Rosch haSchana — Blatt 15a

1Derjenige, der sich nach dem Pflücken richtet, ist ja R. Gamliél, und er lehrt, der Šebaṭ [sei Jahresanfang]!? –

2Vielmehr, ist dies gelehrt worden, so wird es wie folgt lauten: Rabba b. Hona sagte: Obgleich R. Gamliél sagt, [bei der Verzehntung] des Etrog richte man sich nach dem Pflücken, so ist deren Jahresanfang dennoch der Šebaṭ. –

3Weshalb lehrt er dort von der Wende des zweiten zum dritten, hier aber von der Wende des dritten zum vierten Jahre? –

4Er lehrt uns etwas nebenbei, daß nämlich dem Etrog das Betasten schade, und da im Siebentjahre alle Welt [die Bäume] betastet, so trägt er Früchte erst nach drei Jahren.

5R. Joḥanan fragte R. Jannaj: Wann ist der Jahresanfang für den Etrog? Dieser erwiderte: Im Sebaṭ. – Im Monate Šebaṭ oder im Šebaṭ des Jahreskreises? Dieser erwiderte: Im [Mond]monate.

6Raba fragte R. Naḥman, und wie manche sagen, R. Joḥanan den R. Jannaj: Wie ist es in einem Schaltjahre? Dieser erwiderte: Man richte sich nach den meisten Jahren.

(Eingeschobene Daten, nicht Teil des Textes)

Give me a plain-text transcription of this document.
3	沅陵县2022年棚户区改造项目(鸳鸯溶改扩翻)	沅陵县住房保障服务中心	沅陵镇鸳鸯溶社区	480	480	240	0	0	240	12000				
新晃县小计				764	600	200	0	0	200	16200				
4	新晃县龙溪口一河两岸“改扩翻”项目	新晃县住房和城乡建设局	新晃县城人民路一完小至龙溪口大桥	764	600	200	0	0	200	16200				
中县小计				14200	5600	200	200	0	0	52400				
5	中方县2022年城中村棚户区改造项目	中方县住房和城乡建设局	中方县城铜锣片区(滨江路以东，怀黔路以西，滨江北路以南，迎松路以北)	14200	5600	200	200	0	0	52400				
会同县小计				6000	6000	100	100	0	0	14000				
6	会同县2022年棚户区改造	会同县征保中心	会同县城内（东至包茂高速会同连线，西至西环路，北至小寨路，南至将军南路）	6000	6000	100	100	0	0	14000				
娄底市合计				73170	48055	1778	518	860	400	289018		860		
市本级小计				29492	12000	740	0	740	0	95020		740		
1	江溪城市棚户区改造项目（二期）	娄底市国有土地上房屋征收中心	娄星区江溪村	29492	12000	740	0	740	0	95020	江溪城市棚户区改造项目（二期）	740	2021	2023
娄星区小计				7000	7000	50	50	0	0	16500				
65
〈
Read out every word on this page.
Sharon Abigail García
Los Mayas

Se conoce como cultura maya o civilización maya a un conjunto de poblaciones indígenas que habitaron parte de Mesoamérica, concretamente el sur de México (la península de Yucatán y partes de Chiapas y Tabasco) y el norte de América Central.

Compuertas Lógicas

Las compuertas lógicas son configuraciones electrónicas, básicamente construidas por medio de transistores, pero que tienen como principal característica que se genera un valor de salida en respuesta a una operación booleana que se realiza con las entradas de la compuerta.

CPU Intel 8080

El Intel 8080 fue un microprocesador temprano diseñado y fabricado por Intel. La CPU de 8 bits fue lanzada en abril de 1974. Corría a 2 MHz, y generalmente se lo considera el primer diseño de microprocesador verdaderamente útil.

7Rabba sagte: Der aus dem sechsten Jahre in das Siebentjahr hineinragende Etrog ist zehntfrei und unterliegt nicht der Fortschaffung; der aus dem Siebentjahre in das achte Jahr hineinragende ist zehntfrei, jedoch unterliegt er der Fortschaffung.

8Abajje sprach zu ihm: Allerdings ist der Schlußsatz erschwerend, weshalb aber unterliegt er im Anfangssatz nicht der Fortschaffung:

9weil man sich bei diesen nach dem Knospen richtet, somit sollte er auch zehntpflichtig sein!?

10R. Hamnuna aber sagte: Der aus dem sechsten Jahre in das Siebentjahr hineinragende Etrog gehört immer zum sechsten Jahre, und der aus dem Siebentjahre in das achte Jahr hineinragende gehört immer zum Siebentjahre.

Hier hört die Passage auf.